Need help setting up dual booting Linux

My son asked me to help him set Ubuntu on his desktop. For now, we’ll leave Windows installed as the main OS because some of the games he plays may not work on Linux.

We got through most of the steps OK, but then got this error message:

ubi-partman failed with exit code 10 - ubuntu 18.04

I found some advice on this on StackOverflow:

ubi-partman failed with exit code 10 - ubuntu 18.04

But we can’t follow it, the advice is
Open gparted, right click on you desired partition to install Ubuntu > new > New Size : 200 MiB; filw system: fat32; > Add ;
But the ‘new’ option is greyed out.

Any ideas?

Is he eager to use Ubuntu desktop? Or just have access to a command line? If the latter, it will be far easier for you to use WSL2. If the former and/or he just wants to play around, I recommend installing VirtualBox or similar and then installing Ubuntu as a virtual machine instead of trying to dual boot. Setting the machine up to truly dual boot is not really for the faint of heart and the chance that you delete something or bork your Windows install is significantly higher.

We might look into it, but he wants to try it for every day use so I’m not sure a VM is the way to go.

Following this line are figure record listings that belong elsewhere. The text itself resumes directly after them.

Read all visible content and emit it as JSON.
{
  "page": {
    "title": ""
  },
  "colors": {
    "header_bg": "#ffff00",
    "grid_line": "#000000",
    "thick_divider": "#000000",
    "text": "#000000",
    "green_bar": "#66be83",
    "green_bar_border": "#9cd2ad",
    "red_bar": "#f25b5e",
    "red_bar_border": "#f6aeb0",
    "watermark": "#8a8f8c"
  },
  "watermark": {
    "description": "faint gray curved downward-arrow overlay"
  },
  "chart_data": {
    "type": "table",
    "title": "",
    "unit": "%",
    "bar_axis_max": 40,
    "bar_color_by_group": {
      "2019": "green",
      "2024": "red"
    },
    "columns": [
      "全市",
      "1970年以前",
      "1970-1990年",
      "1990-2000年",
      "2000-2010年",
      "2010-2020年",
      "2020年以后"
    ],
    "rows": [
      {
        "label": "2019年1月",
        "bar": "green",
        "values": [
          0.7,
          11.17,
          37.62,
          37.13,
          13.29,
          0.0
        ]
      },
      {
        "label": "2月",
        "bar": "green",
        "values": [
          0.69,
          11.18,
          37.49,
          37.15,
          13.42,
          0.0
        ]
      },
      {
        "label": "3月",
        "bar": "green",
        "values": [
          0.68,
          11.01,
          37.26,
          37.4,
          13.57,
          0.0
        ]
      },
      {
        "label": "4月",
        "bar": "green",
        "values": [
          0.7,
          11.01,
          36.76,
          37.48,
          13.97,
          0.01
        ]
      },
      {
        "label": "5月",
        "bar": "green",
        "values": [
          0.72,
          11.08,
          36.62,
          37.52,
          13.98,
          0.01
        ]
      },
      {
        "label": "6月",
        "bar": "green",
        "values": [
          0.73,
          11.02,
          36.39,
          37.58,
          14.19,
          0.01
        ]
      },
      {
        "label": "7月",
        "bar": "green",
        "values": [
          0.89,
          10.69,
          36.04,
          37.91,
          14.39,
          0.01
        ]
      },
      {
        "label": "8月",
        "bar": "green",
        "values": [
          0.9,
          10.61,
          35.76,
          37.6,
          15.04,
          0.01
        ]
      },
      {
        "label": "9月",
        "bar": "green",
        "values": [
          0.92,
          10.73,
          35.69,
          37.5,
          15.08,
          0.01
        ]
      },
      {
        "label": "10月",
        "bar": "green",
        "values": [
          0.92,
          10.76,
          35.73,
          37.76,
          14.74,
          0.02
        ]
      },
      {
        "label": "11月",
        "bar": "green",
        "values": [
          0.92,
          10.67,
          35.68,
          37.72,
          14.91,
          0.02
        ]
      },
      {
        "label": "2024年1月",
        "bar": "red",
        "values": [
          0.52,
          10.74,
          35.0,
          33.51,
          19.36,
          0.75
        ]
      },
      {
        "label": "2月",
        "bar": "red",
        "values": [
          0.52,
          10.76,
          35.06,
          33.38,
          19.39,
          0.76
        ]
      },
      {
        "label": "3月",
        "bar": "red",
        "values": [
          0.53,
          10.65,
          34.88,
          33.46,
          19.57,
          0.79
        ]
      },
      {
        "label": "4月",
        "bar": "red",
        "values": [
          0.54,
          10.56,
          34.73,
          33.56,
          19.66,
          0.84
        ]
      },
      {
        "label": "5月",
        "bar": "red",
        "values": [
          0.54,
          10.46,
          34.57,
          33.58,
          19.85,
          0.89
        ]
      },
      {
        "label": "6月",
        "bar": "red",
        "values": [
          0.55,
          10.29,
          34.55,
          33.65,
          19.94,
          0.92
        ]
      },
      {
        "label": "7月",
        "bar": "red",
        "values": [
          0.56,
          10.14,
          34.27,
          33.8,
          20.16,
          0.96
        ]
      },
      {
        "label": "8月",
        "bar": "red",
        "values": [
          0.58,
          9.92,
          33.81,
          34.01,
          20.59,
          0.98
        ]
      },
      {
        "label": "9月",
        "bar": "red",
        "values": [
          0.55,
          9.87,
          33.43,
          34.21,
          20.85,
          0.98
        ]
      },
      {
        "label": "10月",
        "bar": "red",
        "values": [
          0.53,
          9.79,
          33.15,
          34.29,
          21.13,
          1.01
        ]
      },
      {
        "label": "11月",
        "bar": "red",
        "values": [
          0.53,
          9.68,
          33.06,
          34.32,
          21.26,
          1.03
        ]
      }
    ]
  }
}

I used to have a Ubuntu install on a flash drive that I could boot from that still gave me full hard drive access and stuff.

I haven’t done dual boot in a long, long time…Personally I can’t offer much beyond that.

Not certain about that error but I’d shrink the partition within Windows first to create the free space before attempting the Linux install. Go to disk management and (to keep it simple) right click your C: drive and select Shrink Volume. Make at least a 25GB amount of free space for Ubuntu. It should show up as unallocated after you shrink it.

Also, if you have Secure Boot enabled, you probably want to go to your BIOS and disable Secure Boot. This could be a problem if you have Bitlocker enabled.

Then go through the Ubuntu install off the bootable USB.

That makes sense to me. If the disk is already fully allocated it’s going to have problems.

Hmm, I think we started the process with unallocated 250GB but maybe we created a partition out of it before the installation started. Now I’m not sure. We’ll delete the partition and try again tomorrow.

Don’t use ubuntu 18 unless you have a specific need (it’s old from 2004). Stick to current LTS 22.04 if you need stable, or something newer like 23.x if you need fresher features.

https://wiki.ubuntu.com/Releases

edit: oops

I think 18.04 is April of 2018, but yes… don’t use that. I tend to use 22.04 LTS for my day-to-day Linux work, though I’m exclusively on the CLI when I use it.

If you install Ubuntu on top of a working Windows machine, it will install grub2 bootloader, on the EFI partition, which will run the boot menu to either boot Linux or Windows, and it will pass boot control to the Windows loader. So you won’t choose boot source/drive from BIOS/UEFI anymore, you will need to learn to modify your grub boot priorities/timeouts/settings to change that stuff now.

Running a VM is a lot easier than rebooting the system to switch for me, but I have only run a Windows VM on Linux, not the reverse. If gaming is the primary, then dual boot may be the easiest way to get the full resources (GPU) under each OS.

Heh, no. We downloaded whatever the latest version is. This is just the only occurrence of the issue I could find.

Just posting to report success. We redid the process and this time it went well. I think the first failure may have been due to a low quality flash drive.

We did have an issue with Windows loading anyway, skipping the OS selection menu, and this was useful in giving us a hint as to what’s going on:

We delved into the BIOS and changed the order from between Windows and Linux and it’s all working now.

Now to buy my son a Tshirt.

Thankfully, that is the easiest step in the process!